Altın odağını yeniden para politikasına çevirdi

Altın odağını yeniden para politikasına çevirdi

Altın fiyatları son haftalarda ABD’deki seçim belirsizliğinden ve güçlenen faiz indirimi beklentilerinden destek alarak rekor seviyelere ulaşmıştı. Bu yükselişin ardından geçtiğimiz hafta kazançlarının bir kısmını geri veren ons altın, yeni haftanın ilk işlem gününü de yüzde 0,1’lik kayıpla kapatmıştı. Ons altın, haftanın ikinci işlem gününde ise yüzde 0,26 artışla ons ​​başına 2.402 dolardan işlem gördü.
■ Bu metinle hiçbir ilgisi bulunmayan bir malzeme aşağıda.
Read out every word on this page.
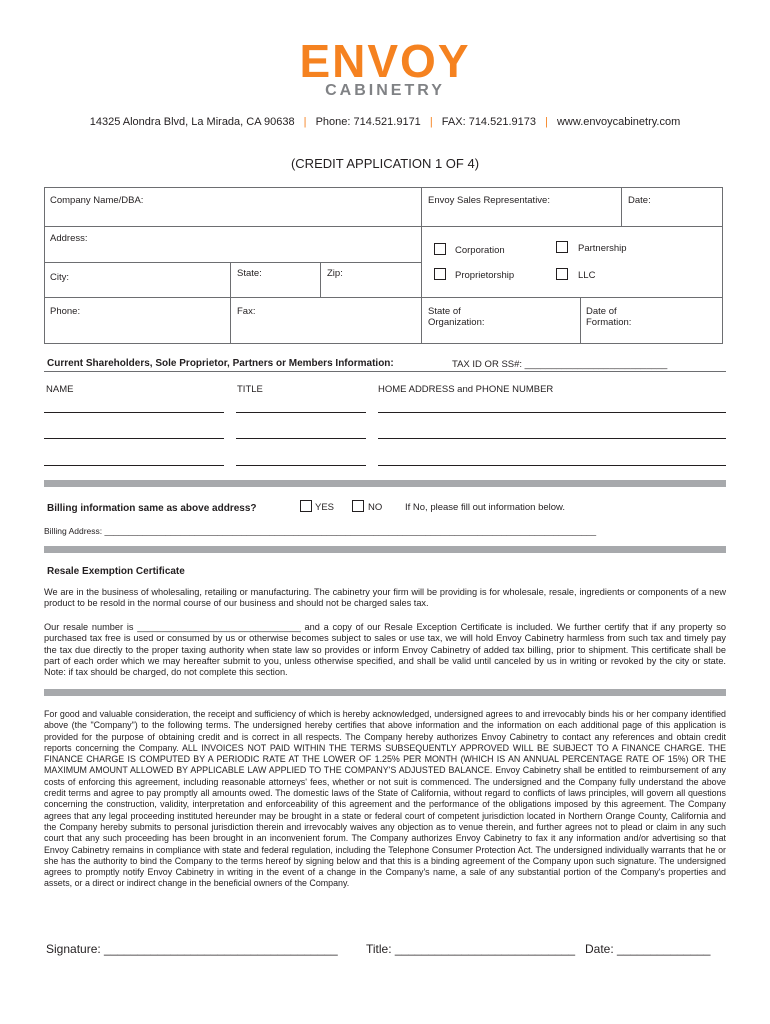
ENVOY
CABINETRY
14325 Alondra Blvd, La Mirada, CA 90638 | Phone: 714.521.9171 | FAX: 714.521.9173 | www.envoycabinetry.com
(CREDIT APPLICATION 1 OF 4)
Company Name/DBA:	Envoy Sales Representative:	Date:
Address:
City:	State:	Zip:
Corporation	Partnership
Proprietorship	LLC
Phone:	Fax:	State of
Organization:
Date of
Formation:
Current Shareholders, Sole Proprietor, Partners or Members Information:	TAX ID OR SS#: ___________________________
NAME	TITLE	HOME ADDRESS and PHONE NUMBER
Billing information same as above address?	YES	NO If No, please fill out information below.
Billing Address: ________________________________________________________________________________________________________
Resale Exemption Certificate
We are in the business of wholesaling, retailing or manufacturing. The cabinetry your firm will be providing is for wholesale, resale, ingredients or components of a new product to be resold in the normal course of our business and should not be charged sales tax.
Our resale number is ________________________________ and a copy of our Resale Exception Certificate is included. We further certify that if any property so purchased tax free is used or consumed by us or otherwise becomes subject to sales or use tax, we will hold Envoy Cabinetry harmless from such tax and timely pay the tax due directly to the proper taxing authority when state law so provides or inform Envoy Cabinetry of added tax billing, prior to shipment. This certificate shall be part of each order which we may hereafter submit to you, unless otherwise specified, and shall be valid until canceled by us in writing or revoked by the city or state. Note: if tax should be charged, do not complete this section.
For good and valuable consideration, the receipt and sufficiency of which is hereby acknowledged, undersigned agrees to and irrevocably binds his or her company identified above (the "Company") to the following terms. The undersigned hereby certifies that above information and the information on each additional page of this application is provided for the purpose of obtaining credit and is correct in all respects. The Company hereby authorizes Envoy Cabinetry to contact any references and obtain credit reports concerning the Company. ALL INVOICES NOT PAID WITHIN THE TERMS SUBSEQUENTLY APPROVED WILL BE SUBJECT TO A FINANCE CHARGE. THE FINANCE CHARGE IS COMPUTED BY A PERIODIC RATE AT THE LOWER OF 1.25% PER MONTH (WHICH IS AN ANNUAL PERCENTAGE RATE OF 15%) OR THE MAXIMUM AMOUNT ALLOWED BY APPLICABLE LAW APPLIED TO THE COMPANY'S ADJUSTED BALANCE. Envoy Cabinetry shall be entitled to reimbursement of any costs of enforcing this agreement, including reasonable attorneys' fees, whether or not suit is commenced. The undersigned and the Company fully understand the above credit terms and agree to pay promptly all amounts owed. The domestic laws of the State of California, without regard to conflicts of laws principles, will govern all questions concerning the construction, validity, interpretation and enforceability of this agreement and the performance of the obligations imposed by this agreement. The Company agrees that any legal proceeding instituted hereunder may be brought in a state or federal court of competent jurisdiction located in Northern Orange County, California and the Company hereby submits to personal jurisdiction therein and irrevocably waives any objection as to venue therein, and further agrees not to plead or claim in any such court that any such proceeding has been brought in an inconvenient forum. The Company authorizes Envoy Cabinetry to fax it any information and/or advertising so that Envoy Cabinetry remains in compliance with state and federal regulation, including the Telephone Consumer Protection Act. The undersigned individually warrants that he or she has the authority to bind the Company to the terms hereof by signing below and that this is a binding agreement of the Company upon such signature. The undersigned agrees to promptly notify Envoy Cabinetry in writing in the event of a change in the Company's name, a sale of any substantial portion of the Company's properties and assets, or a direct or indirect change in the beneficial owners of the Company.
Signature: ___________________________________ Title: ___________________________ Date: ______________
Değeri ons altın ve dolar/TL ile hesaplanan gram altın da benzer şekilde sınırlı bir yükseliş kaydederek yüzde 0,25 artışla 2.541 TL seviyesinden fiyatlandı. Yatırımcılar ise altın fiyatlarındaki temkinli seyrin ortasında odağını perşembe günü açıklanacak ABD'nin ikinci çeyrek gayrisafi yurt içi hasıla verilerine ve cuma günü açıklanacak kişisel tüketim harcamalarına (PCE) çevirdi. Yatırımcılar, ABD’de açıklanacak büyüme ve kişisel tüketim harcamalarından Fed’in 30-31 Temmuz toplantısında atacağı adıma ilişkin ipucu bulmayı bekleyecek. Fed Başkanı Jerome Powell'ın toplantı sonunda yapacağı açıklamaları da takip edecek yatırımcılar, özellikle faiz indirimi ihtimalinin zamanlamasını sorgulayacak. UBS analisti Giovanni Staunovo ise konuyla ilgili paylaşımında, “Fed'in hala iki faiz indirimi yapacağını öngörsek bile, bu hafta PCE gibi veriler ekonomik yavaşlama göstermeye devam ederse temmuz ayında bir faiz indirimi olasılığı var. Altının mevcut seviyelerden daha da yukarı yönlü olduğuna inanıyoruz ve yıl sonuna kadar 2.600 $/ons seviyesini hedefliyoruz.” değerlendirmesinde bulundu. Ancak piyasaların genel beklentisi Fed’in ilk faiz indirimini eylül ayında gerçekleştirebileceği yönünde. Buna göre piyasa katılımcıları Fed’in faiz indirimine gitme ihtimali ABD verileri öncesinde temmuz ayı için %2,6, eylül ayı için ise %91,7 olarak fiyatlanıyor. Kaynak: CME Fedwatch Fed’in politika faizi ise şu an yüzde 5,25 ila 5,50 aralığında bulunuyor.

Altın yatırımcısı, ABD'deki siyasi belirsizliğin ardından Fed'in para politikasını şekillendirebilecek temel ekonomik verileri beklemeye başladı.